The interval between Cuffy and our time, in which I place Maurice Bishop and his New Jewel Movement, is considerable but the aspirations that drove the two events were similar if not as extreme. By Bishop’s time slavery had been abolished, but using a radical Marxist vision, Bishop and his compatriots sought to improve the conditions of their people over and above what they thought was possible under the existing capitalist system. To a degree, they were successful, for during their four years in office the NJM instituted free education, a successful literacy campaign, and expanded higher education. In the area of healthcare, milk was freely distributed and new optical, maternity and dental clinics were built. Better roads and public transportation bolstered the island’s economic infrastructure. Small farmers and manufacturing began to expand and with Cuban help, a new airport, with a 10,000 feet runaway was being constructed to revitalize the tourist industry.

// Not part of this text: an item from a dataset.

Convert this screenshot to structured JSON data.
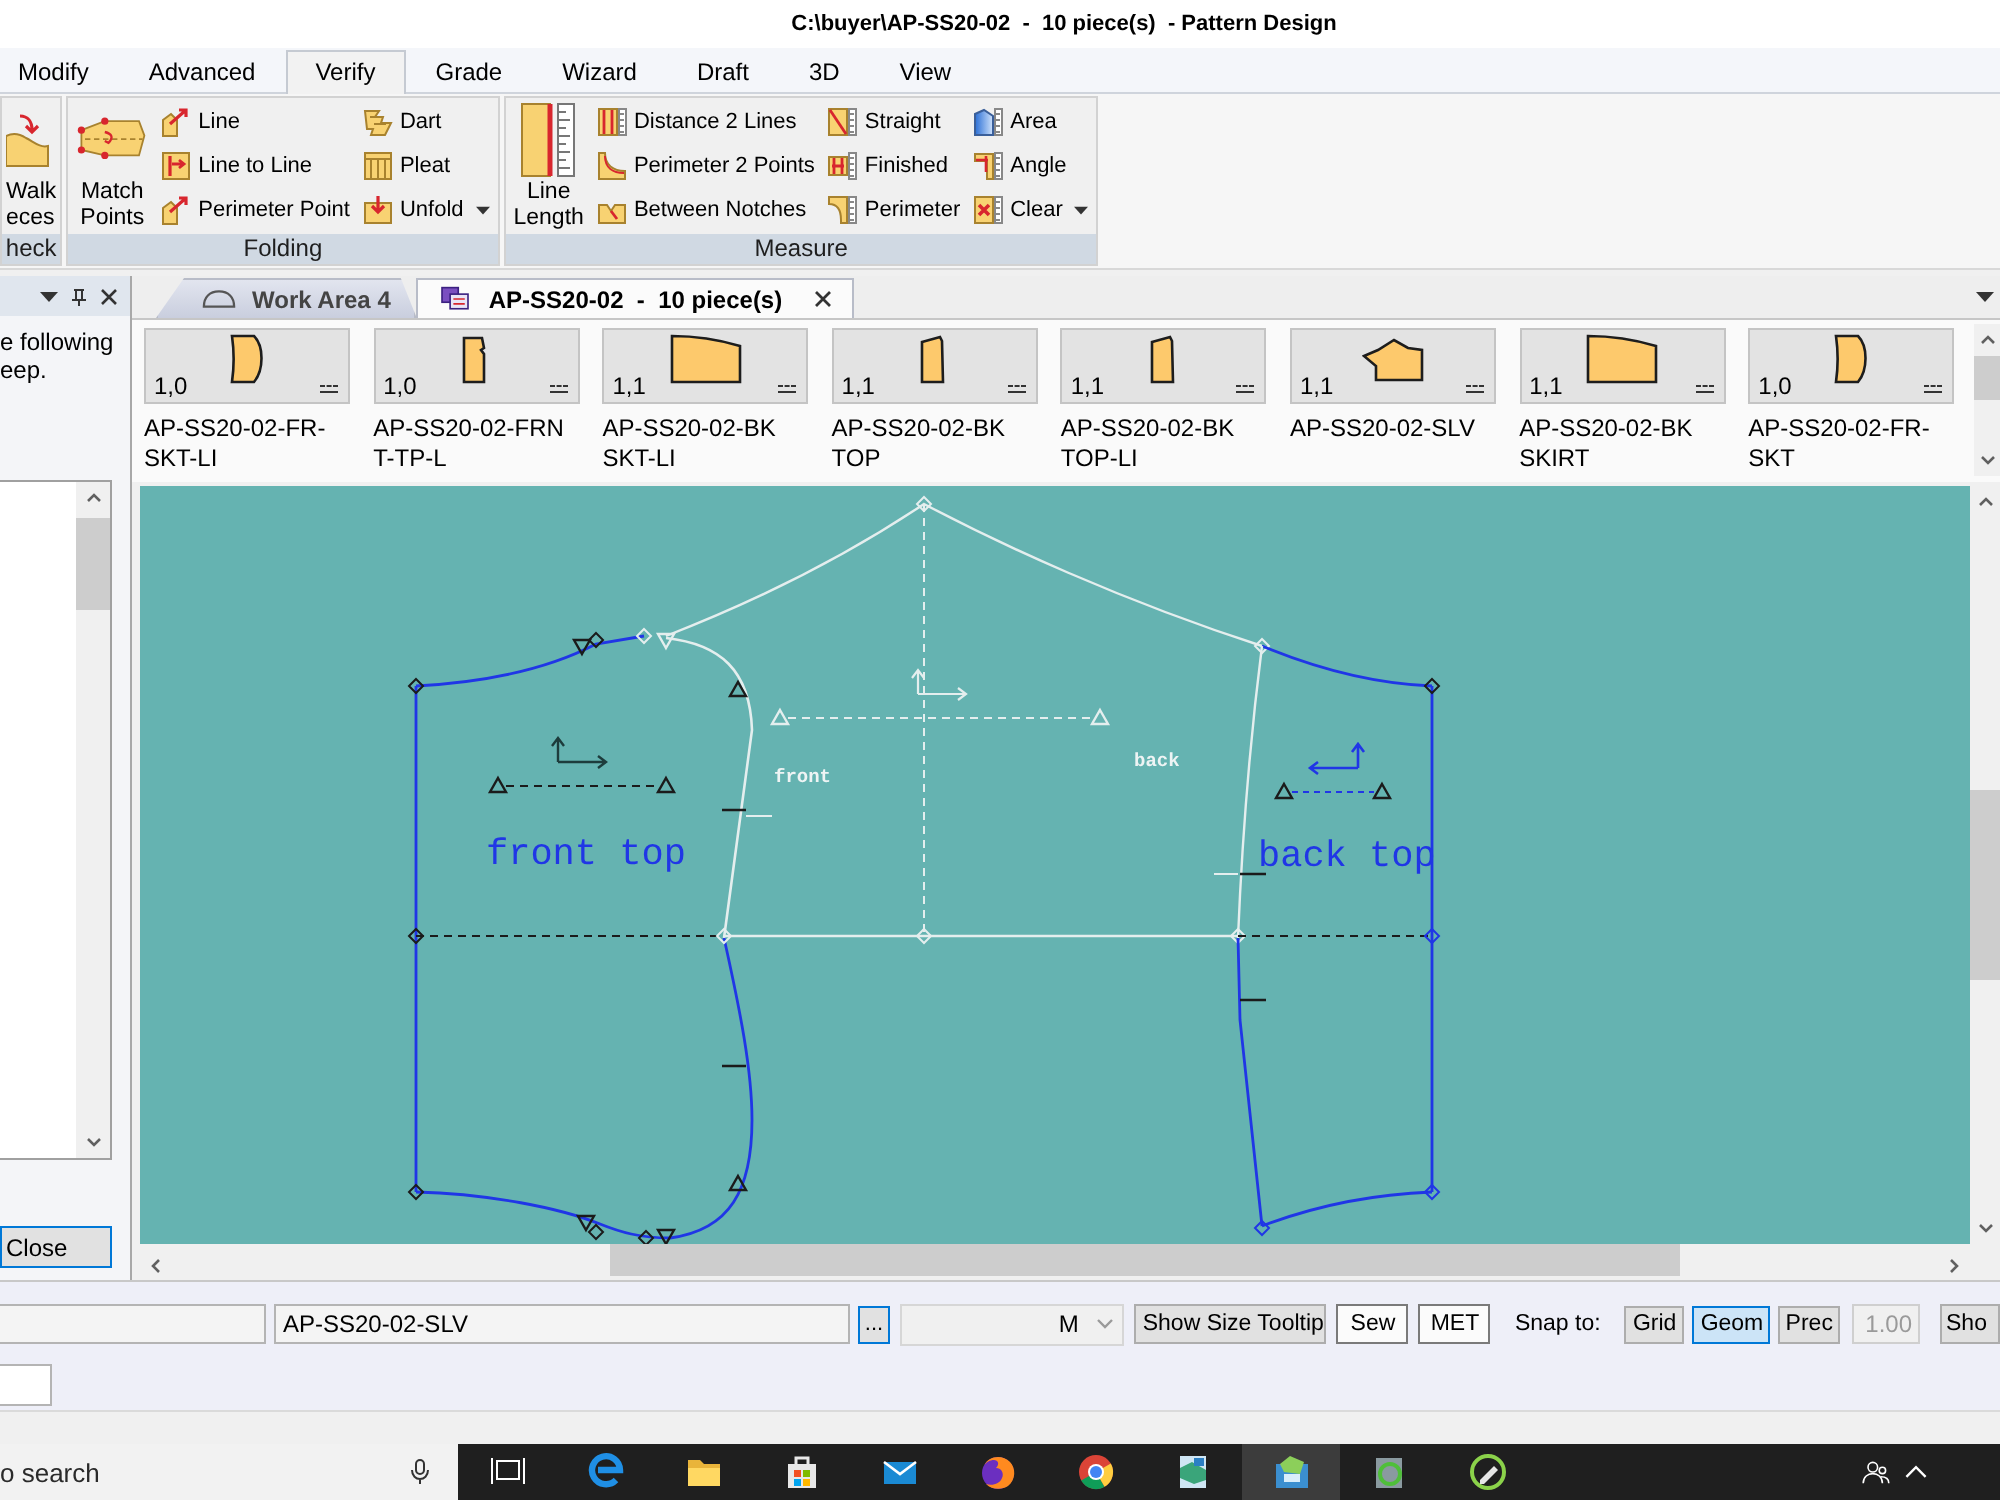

On the minus side, democracy was not restored and internal divisions similar to those that contributed to the demise of the Berbice Revolution led to the death of Maurice Bishop and social chaos, providing the pretext for those who disliked and possibly feared the example of the revolution to eventually crush it.

That aside, speaking to a reality that is objectively verifiable, conservatives would argue that the conditions against which the NJM struggled were nowhere close to those of Cuffy and that there were credible alternative pathways to social development. Furthermore, the revolutionaries were careless, for in our region, history from Cheddi Jagan in 1953 to Salvador Allende in 1973, had clearly indicated that objections to the path they set themselves would have been too substantial for a miniscule underdeveloped island to overcome. But, as I have suggested, men will forever try to accomplish the vision of freedom their context allows, and today, some 40 years after the Grenada revolution, we have our neighbour, the Venezuelan government, under pressure for attempting a similar kind of experiment.

In 1900, when some of the African leaders of the New World met in London for the first Pan African Conference, they were tired and felt that they needed to protest and try to reverse the ill-treatment that was being meted out to people of African ancestry around the world. Most of them were not set upon overthrowing the existing capitalist order but sought equitable and fair treatment within it. That might sound quite ordinary today but even in 1900, it was regarded as seditious in some quarters. For example, in the progressive era of 1890 to 1920, one progressive, Professor Richard T Eyle, a founder of the American Economic Association, said of Africans: They ‘are for the most part grow-up children, and should be treated as such … We must give the most hopeless classes left behind in our social progress custodial care with the highest possible development and with segregation of the sexes and confinement to prevent reproduction’ (Sowell, Thomas – 2011 – “Intellectuals and Society,’ Basic Books).

Things have improved greatly since then but few will want to deny that in most countries in which they are found and in which comparisons are useful, Africans are still comparatively disadvantaged. The debate as to why this is so is unlikely to cease until the situation is rectified, and this must be the true African destination. The pathways to the goal of a world in which all peoples are treated and participate equitably are many and the quest of some of those who choose to travel in the footsteps of Cuffy will falter. However, I am certain that in the end we will all arrive there if only because of the unquenchable human desire for freedom and self-respect.